La revue systématique de Kähkönen et de ses coauteurs couvre les recherches sur la réparation de la confiance des salariés et souligne la diversité des actions et des contextes. Dans la pratique, la réparation doit donc être traitée comme un processus, et non comme une réunion unique. Les décisions ultérieures, la concordance entre les paroles et les actes et la possibilité de vérifier que les nouvelles règles s’appliquent même lorsqu’elles sont contraignantes comptent. Kähkönen et al., 2021. De petites étapes vérifiables peuvent être convenues. Après un délai non respecté, il peut s’agir de signaler plus tôt les risques et d’instaurer des points de contrôle. Après une attribution ambiguë du mérite, de présenter ensemble les contributions. Après une atteinte à la vie privée, de fixer des règles claires de transmission des données. Ces garanties ne signifient pas forcément une absence durable de confiance. Elles peuvent créer les conditions d’une vérification progressive de la coopération. Elles doivent néanmoins rester proportionnées et convenues, sans se muer en contrôle illimité de la personne qui a commis l’erreur.
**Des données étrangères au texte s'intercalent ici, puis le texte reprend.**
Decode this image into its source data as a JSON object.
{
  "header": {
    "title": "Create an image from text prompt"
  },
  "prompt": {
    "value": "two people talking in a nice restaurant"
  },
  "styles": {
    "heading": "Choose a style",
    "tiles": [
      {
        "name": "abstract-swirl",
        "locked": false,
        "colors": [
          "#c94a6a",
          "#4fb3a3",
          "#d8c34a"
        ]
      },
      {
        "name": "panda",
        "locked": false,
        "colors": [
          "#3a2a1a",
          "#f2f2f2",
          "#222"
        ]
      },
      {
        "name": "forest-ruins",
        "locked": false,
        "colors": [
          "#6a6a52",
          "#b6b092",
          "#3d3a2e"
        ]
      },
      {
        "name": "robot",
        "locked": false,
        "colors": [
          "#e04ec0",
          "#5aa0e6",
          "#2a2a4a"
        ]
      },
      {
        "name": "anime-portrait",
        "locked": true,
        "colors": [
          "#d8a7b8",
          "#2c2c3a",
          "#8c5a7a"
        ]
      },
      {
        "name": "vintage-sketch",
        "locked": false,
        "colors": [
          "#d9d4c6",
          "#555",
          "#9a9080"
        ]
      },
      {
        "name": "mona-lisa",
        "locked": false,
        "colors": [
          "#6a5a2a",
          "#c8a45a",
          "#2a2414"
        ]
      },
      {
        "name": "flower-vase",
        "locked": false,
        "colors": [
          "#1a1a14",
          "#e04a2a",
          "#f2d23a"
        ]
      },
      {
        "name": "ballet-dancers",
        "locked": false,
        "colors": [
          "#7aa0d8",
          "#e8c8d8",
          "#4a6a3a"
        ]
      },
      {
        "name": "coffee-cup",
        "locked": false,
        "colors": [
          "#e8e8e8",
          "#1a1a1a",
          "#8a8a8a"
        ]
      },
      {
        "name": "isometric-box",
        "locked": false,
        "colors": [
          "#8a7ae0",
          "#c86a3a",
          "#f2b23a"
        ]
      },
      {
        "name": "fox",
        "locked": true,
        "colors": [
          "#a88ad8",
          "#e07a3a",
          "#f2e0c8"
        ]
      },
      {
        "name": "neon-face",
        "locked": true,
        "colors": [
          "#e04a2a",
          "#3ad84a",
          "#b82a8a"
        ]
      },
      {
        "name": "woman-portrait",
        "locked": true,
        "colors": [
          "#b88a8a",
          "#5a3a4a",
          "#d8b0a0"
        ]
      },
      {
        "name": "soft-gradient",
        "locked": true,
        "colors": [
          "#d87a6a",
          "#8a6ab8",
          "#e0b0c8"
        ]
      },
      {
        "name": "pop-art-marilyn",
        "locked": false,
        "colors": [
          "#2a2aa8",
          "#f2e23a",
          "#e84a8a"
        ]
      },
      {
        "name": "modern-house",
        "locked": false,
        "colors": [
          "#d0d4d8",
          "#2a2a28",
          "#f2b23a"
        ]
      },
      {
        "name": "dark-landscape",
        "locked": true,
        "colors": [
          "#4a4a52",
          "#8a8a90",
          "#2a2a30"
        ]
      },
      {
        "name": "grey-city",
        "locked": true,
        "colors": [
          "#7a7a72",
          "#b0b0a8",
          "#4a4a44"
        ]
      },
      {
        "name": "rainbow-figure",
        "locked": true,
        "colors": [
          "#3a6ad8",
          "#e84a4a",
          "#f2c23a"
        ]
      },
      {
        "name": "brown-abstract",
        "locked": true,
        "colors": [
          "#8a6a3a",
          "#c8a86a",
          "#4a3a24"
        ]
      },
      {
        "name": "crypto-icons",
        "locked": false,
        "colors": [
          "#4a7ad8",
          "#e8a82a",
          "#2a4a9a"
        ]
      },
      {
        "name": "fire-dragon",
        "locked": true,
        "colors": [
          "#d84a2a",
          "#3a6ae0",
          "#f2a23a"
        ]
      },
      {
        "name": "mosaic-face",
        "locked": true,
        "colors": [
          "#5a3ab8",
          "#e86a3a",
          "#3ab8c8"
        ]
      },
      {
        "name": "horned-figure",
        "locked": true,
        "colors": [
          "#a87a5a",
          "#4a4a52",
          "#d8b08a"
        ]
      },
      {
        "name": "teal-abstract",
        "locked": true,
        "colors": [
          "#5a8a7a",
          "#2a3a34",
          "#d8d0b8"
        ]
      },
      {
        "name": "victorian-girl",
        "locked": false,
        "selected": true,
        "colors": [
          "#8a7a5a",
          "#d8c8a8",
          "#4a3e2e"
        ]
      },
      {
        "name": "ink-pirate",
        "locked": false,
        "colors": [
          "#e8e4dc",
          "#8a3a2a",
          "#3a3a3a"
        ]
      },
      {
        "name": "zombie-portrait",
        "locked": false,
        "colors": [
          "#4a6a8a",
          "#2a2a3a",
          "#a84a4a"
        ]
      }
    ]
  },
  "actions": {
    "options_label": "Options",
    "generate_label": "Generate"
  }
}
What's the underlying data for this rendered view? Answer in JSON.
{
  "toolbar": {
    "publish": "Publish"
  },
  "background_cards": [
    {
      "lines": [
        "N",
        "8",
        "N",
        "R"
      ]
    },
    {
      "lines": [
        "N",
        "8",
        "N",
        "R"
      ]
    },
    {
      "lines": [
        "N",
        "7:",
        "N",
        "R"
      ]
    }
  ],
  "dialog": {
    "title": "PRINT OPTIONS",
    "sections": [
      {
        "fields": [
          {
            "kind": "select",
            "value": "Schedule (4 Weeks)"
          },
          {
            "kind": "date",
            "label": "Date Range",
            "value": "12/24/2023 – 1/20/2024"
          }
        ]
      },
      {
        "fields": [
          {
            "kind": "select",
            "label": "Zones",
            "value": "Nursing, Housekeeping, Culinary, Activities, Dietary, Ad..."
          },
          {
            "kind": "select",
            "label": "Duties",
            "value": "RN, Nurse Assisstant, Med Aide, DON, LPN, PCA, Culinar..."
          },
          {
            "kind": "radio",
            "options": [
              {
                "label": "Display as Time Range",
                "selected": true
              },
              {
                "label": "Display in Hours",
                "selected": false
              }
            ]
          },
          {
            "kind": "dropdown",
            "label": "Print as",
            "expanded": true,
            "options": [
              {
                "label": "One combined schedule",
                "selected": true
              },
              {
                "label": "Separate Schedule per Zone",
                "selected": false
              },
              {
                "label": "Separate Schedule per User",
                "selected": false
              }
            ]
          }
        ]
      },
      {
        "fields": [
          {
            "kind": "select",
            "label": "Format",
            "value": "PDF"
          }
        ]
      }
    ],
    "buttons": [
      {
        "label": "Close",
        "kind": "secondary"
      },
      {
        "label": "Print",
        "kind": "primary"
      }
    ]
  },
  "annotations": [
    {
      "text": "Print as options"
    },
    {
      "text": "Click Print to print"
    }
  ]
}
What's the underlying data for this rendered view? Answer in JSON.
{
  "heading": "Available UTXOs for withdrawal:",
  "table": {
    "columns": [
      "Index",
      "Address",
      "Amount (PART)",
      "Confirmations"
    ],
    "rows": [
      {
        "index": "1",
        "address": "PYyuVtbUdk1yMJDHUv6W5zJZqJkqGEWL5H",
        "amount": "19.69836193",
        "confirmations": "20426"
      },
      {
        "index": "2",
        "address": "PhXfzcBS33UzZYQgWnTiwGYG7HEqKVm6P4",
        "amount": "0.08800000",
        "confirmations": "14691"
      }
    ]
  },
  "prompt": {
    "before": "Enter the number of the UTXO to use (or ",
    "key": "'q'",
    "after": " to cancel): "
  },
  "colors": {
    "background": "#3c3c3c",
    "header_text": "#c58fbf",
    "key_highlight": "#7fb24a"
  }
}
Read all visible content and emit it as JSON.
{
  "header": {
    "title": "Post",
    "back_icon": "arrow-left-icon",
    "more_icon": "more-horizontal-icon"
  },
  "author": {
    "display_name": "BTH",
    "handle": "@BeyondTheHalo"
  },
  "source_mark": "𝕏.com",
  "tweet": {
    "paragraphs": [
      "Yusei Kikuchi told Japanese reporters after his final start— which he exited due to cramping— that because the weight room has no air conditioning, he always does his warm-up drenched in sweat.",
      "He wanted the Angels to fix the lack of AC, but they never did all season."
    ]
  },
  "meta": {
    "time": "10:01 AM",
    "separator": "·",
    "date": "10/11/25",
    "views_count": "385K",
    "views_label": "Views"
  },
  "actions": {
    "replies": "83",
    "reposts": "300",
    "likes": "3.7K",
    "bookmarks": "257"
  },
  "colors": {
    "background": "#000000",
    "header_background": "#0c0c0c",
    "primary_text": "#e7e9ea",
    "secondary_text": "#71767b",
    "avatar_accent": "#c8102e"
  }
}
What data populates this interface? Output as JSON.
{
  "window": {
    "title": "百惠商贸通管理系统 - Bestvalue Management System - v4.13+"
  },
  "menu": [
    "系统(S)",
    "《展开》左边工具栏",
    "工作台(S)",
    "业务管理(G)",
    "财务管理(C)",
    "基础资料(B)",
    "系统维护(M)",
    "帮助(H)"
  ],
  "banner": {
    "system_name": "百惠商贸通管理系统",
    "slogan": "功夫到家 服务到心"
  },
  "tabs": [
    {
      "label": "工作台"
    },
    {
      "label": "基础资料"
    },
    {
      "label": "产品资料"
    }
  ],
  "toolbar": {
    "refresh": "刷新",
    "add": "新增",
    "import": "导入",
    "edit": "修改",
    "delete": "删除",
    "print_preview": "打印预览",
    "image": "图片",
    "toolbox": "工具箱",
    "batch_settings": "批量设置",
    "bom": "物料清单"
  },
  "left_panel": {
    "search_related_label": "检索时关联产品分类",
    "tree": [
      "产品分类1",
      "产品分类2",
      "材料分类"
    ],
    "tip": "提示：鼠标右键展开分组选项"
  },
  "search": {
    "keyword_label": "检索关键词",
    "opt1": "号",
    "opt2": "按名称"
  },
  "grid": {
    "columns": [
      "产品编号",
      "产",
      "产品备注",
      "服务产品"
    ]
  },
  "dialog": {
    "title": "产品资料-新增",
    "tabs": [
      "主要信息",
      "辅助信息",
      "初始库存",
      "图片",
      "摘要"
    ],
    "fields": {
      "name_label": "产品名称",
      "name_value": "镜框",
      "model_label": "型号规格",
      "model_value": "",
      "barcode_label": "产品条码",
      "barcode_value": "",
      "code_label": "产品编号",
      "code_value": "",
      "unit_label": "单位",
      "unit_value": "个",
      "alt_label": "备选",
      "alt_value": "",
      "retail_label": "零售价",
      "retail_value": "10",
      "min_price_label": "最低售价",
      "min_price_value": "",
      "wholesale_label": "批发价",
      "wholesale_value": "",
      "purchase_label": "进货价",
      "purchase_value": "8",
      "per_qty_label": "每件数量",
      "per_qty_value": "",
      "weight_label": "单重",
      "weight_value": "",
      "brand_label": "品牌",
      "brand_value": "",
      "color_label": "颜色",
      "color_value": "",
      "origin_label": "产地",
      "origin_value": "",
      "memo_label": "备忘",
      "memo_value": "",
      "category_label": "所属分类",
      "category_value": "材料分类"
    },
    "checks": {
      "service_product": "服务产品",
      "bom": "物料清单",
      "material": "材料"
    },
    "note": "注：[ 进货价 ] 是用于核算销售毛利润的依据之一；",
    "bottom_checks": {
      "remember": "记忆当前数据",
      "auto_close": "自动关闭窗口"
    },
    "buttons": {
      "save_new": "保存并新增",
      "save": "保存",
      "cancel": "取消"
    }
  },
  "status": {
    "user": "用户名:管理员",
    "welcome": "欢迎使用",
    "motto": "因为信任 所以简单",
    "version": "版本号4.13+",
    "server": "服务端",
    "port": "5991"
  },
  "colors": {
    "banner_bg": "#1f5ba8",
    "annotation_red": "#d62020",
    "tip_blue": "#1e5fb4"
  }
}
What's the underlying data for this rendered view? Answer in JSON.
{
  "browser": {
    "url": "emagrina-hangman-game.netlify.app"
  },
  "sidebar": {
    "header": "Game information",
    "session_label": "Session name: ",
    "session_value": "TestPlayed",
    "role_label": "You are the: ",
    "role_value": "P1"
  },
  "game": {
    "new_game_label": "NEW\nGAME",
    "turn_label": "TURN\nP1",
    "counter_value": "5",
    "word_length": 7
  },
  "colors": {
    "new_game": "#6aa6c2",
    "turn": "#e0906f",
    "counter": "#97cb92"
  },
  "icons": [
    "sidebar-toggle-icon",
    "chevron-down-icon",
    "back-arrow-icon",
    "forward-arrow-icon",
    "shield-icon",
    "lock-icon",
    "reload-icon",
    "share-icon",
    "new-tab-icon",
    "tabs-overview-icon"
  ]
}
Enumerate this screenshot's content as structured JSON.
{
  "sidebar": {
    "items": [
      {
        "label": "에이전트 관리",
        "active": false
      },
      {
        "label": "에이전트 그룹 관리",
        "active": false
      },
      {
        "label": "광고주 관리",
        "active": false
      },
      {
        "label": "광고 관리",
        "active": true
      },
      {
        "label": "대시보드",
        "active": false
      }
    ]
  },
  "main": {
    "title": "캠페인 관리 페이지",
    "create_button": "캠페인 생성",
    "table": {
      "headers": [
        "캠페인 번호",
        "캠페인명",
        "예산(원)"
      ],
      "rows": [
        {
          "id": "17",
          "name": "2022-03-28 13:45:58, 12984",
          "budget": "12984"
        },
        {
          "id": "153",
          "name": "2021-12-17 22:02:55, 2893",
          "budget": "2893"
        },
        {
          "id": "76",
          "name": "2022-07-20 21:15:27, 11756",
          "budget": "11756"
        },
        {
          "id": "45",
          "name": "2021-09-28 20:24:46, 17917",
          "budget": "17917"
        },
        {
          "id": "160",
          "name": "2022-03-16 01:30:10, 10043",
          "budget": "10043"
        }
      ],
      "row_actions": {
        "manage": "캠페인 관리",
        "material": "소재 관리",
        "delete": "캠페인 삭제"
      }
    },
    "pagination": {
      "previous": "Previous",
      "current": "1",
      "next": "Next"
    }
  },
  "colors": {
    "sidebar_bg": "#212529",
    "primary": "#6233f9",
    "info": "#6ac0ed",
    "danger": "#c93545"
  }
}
Quand l’organisation a failli changer une seule personne ne suffit pas

Si la rupture découle d’une pratique de l’entreprise, une réponse systémique est nécessaire. Un salarié peut perdre confiance dans toute l’organisation lorsque celle-ci dissimule un problème ou traite les signalements de manière incohérente. Des excuses sans modification des procédures et des responsabilités seront alors peu crédibles. Il faut expliquer ce qui a été établi, quelles mesures ont été prises et comment leur efficacité sera évaluée, tout en maintenant la confidentialité nécessaire. L’impossibilité de révéler tous les détails ne dispense pas d’informer sur le processus de réparation lui-même. Les nouveaux accords doivent pouvoir être observés. Si le problème concernait un signalement tardif du risque, on peut préciser le moment où le signaler et les données à communiquer. S’il concernait la qualité, il faut prévoir une vérification du travail avant sa transmission. Il est également utile de convenir de la durée des garanties supplémentaires et du moment de leur évaluation. Sans cela, une prudence provisoire peut devenir un contrôle permanent qui ne laisse aucune possibilité de retrouver son autonomie. La personne qui a subi la rupture a le droit d’avoir besoin de temps et n’est pas tenue de retrouver aussitôt la même proximité. Reconstruire la coopération peut signifier adopter un nouveau périmètre de confiance, plus limité. Il faut qu’il soit clairement nommé et repose sur les actes qui suivent, plutôt que sur l’assurance forcée que tout est déjà oublié.

Nul ne peut déclarer la confiance au nom de l’autre. On peut assumer sa responsabilité, réparer ce qui peut l’être et créer des conditions vérifiables pour la suite de la coopération. Le temps est nécessaire, mais son seul écoulement ne remplace pas un changement de comportement.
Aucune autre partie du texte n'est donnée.